Some weeks ago MakerBot announced the Method X, a sequel their earlier machine, the Method.
The Method was a very different machine from MakerBot’s earlier devices, having a fully heated enclosure. This is quite unlike machines with heated build plates that accumulate heat by simply surrounding the print bed; the Method actually heated the air inside the chamber and did not even have a heated bed.
There was no need to do so because the entire print, not just the bottom, was consistently heated to exactly the same temperature — up to 55C. This enabled vastly better print quality, when combined with a plethora of sensors and sophisticated control software.
The result was extremely good prints.
MakerBot Method X
The Method X takes those concepts much further.
Like its sibling, the Method X has a heated chamber, but it can reach a sizzling 100C. The reason for this high temperature is for ABS prints, which require a much higher temperature to avoid warping.
Warping will slightly (or greatly) modify the dimensions of the part, and this is entirely inappropriate for many printed parts that must meet precision thresholds.

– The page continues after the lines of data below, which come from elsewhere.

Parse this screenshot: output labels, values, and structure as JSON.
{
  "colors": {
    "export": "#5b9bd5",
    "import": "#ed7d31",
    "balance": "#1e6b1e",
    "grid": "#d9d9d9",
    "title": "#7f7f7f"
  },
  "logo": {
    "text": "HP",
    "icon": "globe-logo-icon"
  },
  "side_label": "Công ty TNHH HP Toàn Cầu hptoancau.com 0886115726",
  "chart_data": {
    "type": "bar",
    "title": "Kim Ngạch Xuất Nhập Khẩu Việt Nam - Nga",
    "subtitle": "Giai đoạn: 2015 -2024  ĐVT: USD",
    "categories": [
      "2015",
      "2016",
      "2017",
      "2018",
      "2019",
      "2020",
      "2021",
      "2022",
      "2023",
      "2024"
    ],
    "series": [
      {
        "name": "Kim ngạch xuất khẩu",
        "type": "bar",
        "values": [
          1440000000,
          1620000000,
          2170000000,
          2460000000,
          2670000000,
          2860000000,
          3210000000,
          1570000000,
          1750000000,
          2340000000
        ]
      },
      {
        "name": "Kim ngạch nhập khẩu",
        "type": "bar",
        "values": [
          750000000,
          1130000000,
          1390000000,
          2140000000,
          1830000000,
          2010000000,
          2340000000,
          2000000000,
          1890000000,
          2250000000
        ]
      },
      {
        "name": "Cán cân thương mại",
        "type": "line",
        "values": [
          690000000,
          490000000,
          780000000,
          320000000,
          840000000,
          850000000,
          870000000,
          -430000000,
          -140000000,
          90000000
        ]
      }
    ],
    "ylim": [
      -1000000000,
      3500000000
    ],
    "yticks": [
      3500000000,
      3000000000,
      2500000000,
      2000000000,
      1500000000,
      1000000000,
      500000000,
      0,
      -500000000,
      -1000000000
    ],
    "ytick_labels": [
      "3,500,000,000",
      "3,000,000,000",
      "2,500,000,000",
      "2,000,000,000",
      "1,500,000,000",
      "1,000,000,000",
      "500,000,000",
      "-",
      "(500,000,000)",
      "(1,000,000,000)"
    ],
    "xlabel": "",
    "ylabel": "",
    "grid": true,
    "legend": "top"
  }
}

I was curious about how well ABS does in fact 3D print on this device, and at TCT Show I managed to find out more about the Method X courtesy of CEO Nadav Goshen, who walked me through the machine in detail. I learned quite a few things about the device I had not previously understood.
Method X Features
Here we see the Method X’s dual hot ends. This dual extrusion arrangement allows the machine to print highly complex 3D models when using soluble support material.
MakerBot now supports two such materials, the more common PVA, and mother company Stratasys’ SR-30 material, used in their production 3D printers.
The material spools for the Method X are hidden neatly underneath the build chamber. Goshen explained that this zone includes desiccants that absorb stray moisture to keep the spools dry. It’s also verified by a humidity sensor.
The twenty-some sensors are quite visible on the Method X’s broad control panel. It’s possible to scroll through them — but it takes three pages to do so. But seeing them does not really help the print, as a typical human can’t really interpret them. But that’s where MakerBot’s software takes over. These are all very carefully monitored in real time during printing and adjustments are made to keep them in line with targets.
This sounds good, but does it really work?
MakerBot Method X Print Quality
Here we see a large ABS print.
It’s literally flawless. The print is completely straight without any wobbles or warping. It’s perfectly flat too, as it slaps down on the table without tilting in any direction.
Here’s another sample, which is a strong ABS case for an electronics product. Goshen explained they are using the same formulation for ABS as is used in injection molding, and it’s not cooked in any way for specialized 3D printing.
These look pretty good, but let’s look a bit closer to the print to see it in detail.
Have you ever seen such a fine ABS print? This is beyond good. It almost seems like the extrusion line was square, not round.
Next, another example, an end-effector for a CNC machine.
There is an interesting story behind this application. Apparently MakerBot’s customer in this case operates a 5-axis CNC machine in a workshop. In the course of duty, this client must make various kinds of custom end-effectors (the bit that fits on the end of the robot arm and holds, squirts, wipes, touches or whatever it’s supposed to do). This particular end-effector apparently applied glue to something and used compressed air while doing so.
Evidently due to the varying types of work, the client 3D prints custom end-effectors like this one frequently. These are made in strong ABS to withstand the stresses undergone by the CNC machine. The customer told MakerBot:
“I can’t run the US$1M CNC machine without also having the US$6K machine beside it.”
One enables the other.
MakerBot Method X Quality Control
How did MakerBot achieve this level of print quality? Goshen explained to me that they performed a considerable amount of machine testing and tuning. How much? Over 200,000 hours, and that’s a lot! Goshen jokingly added:
“I lost a lot of hair.”
And that seems to be quite true, based on his image above.
If that wasn’t enough, MakerBot has also announced a new ASA material. It’s much like a “Super ABS”, as it has all the properties of ABS but adds chemical and UV light resistance. This makes it very appropriate for 3D printing objects intended for use outside. This material likely 3D prints with similar quality on the Method X.
It seems that MakerBot is quite serious about achieving very high quality prints through the use of precision tuning and controlling the print environment via sensors.
For those who require such high-quality prints, you should definitely take a very close look at MakerBot’s new Method X professional 3D printer.